I’ll spend several minutes trying to figure out whether the navy is actually dark blue or a faded black. And if both the pants and the jacket are navy, are they the same navy?
Finally, Sunday, I gave up and shared one of my grandmother Vada’s tidbits of wisdom with him.
“It’ll never be noticed on a galloping horse.”
Vada used that proverb if you were fretting about whether your hair was parted straight or if your sash was tied or your collar was turned out. In other words, don’t sweat the details.
I hadn’t thought of that old saying in many years. But the more I thought about it, the more I decided that our new President is using the very same philosophy.
He has trotted out so many ideas and spent so much money since he took office that it has made my head spin. He’s counting on that, I think. If he rushes through the democratic process, not really giving the public a chance to mull over these life-changing policies, he’ll get his way. And by the time we notice, it may be too late to stop.
First came the trillion-dollar stimulus plan that promised to create jobs. I just read where the unemployment rate went up again.
Then came Cash for Clunkers which encourages people to trade in older cars for more fuel-efficient ones. I’ve heard of people who don’t have jobs trading in an old car that is paid off to buy a new vehicle. They’re borrowing money they can’t repay for a new car to save four miles on the gallon.

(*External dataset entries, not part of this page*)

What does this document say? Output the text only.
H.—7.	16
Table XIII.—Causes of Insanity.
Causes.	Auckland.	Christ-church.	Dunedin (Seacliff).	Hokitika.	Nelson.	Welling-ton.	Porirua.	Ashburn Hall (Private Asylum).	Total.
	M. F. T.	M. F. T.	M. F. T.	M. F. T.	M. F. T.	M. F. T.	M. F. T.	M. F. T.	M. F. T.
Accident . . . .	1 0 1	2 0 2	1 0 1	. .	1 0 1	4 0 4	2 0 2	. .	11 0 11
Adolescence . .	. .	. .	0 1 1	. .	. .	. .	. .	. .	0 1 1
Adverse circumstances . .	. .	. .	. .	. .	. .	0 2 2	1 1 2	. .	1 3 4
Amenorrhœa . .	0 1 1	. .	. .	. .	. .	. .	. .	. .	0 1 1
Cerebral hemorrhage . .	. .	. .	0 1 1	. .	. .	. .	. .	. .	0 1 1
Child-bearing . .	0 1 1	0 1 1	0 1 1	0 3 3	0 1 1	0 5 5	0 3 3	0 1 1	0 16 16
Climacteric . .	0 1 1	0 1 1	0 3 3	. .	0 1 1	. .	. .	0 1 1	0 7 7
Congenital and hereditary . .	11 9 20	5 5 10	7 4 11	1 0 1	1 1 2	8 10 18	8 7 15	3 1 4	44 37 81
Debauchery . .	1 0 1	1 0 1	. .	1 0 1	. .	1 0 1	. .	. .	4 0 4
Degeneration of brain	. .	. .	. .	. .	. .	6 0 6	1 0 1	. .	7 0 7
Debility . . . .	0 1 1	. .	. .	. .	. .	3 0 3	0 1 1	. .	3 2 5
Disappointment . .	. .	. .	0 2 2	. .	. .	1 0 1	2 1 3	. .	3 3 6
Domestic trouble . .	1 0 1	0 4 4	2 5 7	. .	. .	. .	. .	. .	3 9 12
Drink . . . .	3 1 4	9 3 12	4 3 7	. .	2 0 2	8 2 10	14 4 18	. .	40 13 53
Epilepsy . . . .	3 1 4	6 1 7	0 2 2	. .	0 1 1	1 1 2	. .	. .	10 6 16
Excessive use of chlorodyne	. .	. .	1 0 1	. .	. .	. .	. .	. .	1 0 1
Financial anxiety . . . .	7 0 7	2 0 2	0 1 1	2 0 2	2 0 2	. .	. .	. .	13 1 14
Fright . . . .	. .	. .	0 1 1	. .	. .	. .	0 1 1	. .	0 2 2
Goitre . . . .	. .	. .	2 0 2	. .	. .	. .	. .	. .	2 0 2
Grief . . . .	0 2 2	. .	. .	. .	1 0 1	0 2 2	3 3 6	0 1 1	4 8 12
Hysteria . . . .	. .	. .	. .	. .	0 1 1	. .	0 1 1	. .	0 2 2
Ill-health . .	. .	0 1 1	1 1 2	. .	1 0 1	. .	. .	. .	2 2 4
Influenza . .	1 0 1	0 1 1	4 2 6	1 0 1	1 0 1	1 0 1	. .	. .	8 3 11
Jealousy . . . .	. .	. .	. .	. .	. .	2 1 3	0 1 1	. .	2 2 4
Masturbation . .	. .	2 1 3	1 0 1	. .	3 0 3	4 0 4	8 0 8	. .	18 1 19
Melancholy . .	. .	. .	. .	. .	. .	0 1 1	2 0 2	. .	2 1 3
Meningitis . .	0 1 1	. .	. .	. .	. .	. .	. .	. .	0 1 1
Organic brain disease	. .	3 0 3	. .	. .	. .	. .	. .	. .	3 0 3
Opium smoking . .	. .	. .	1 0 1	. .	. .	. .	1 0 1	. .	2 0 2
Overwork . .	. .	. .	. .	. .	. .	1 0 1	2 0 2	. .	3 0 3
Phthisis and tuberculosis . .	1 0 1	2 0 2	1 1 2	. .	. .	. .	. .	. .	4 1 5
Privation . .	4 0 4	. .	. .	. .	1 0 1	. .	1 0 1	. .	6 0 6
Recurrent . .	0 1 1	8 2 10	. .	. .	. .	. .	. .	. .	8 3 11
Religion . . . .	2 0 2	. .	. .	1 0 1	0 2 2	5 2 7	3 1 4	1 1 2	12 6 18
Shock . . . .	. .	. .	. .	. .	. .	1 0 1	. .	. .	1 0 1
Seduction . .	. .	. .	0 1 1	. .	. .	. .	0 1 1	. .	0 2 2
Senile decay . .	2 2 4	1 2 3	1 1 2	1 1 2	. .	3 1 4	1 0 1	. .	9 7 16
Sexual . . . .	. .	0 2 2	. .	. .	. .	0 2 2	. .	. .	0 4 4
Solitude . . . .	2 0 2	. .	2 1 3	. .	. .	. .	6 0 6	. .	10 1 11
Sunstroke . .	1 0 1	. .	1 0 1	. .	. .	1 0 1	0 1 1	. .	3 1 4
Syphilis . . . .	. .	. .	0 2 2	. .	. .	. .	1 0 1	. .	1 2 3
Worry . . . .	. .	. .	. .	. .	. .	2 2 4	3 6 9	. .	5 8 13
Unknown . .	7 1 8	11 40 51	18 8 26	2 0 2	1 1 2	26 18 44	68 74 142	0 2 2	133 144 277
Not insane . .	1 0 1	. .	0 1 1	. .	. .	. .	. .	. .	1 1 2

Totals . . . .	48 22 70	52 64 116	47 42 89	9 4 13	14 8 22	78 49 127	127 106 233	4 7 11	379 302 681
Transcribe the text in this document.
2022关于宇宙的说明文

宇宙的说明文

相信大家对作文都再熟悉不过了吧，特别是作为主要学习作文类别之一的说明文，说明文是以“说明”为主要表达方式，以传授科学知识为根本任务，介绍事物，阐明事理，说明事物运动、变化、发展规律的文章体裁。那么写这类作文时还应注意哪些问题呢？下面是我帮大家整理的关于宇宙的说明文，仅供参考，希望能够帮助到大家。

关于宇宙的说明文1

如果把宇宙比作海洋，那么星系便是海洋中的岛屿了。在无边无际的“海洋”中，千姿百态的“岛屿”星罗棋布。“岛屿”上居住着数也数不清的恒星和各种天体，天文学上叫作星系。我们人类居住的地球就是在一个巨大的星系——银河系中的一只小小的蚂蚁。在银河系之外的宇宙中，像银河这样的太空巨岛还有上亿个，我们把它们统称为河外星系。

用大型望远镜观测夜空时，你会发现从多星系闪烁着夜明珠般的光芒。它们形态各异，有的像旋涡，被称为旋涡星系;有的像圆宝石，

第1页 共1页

The clunker program ran through $1 billion in one week. Congress galloped out another $2 billion.
Now, there is a rush to reform our healthcare system and I don’t like what I’m hearing. I question whether our representatives in Washington have a clue as to what middle class America is experiencing. They win over a few Hollywood celebrities and believe they have a handle on the hopes and dreams of the working class.
Look at your paycheck. How much did Uncle Sam deduct last week? It will get worse.
They’re setting us up to fail by incurring debt for our grandchildren and great-grandchildren, by encouraging us to spend money without income to back it and ridiculing those with the common sense to ask “who’s going to pay for it?”
I’m lucky to have adequate health insurance through my employer. It’s not cheap but I feel it is a necessary expense.
I don’t believe the government should decide my coverage, my premium or the kind of care I receive. It’s bad enough when you have a disagreement over payment with the insurance company. I don’t want to fight Uncle Sam over whether my kid should have his tonsils out or whether I’m eligible for allergy shots.
It’s time to slow down this spending frenzy, take a step back and count the cost.
As Vada would say, “It’s too late to close the barn door once the horse has bolted.”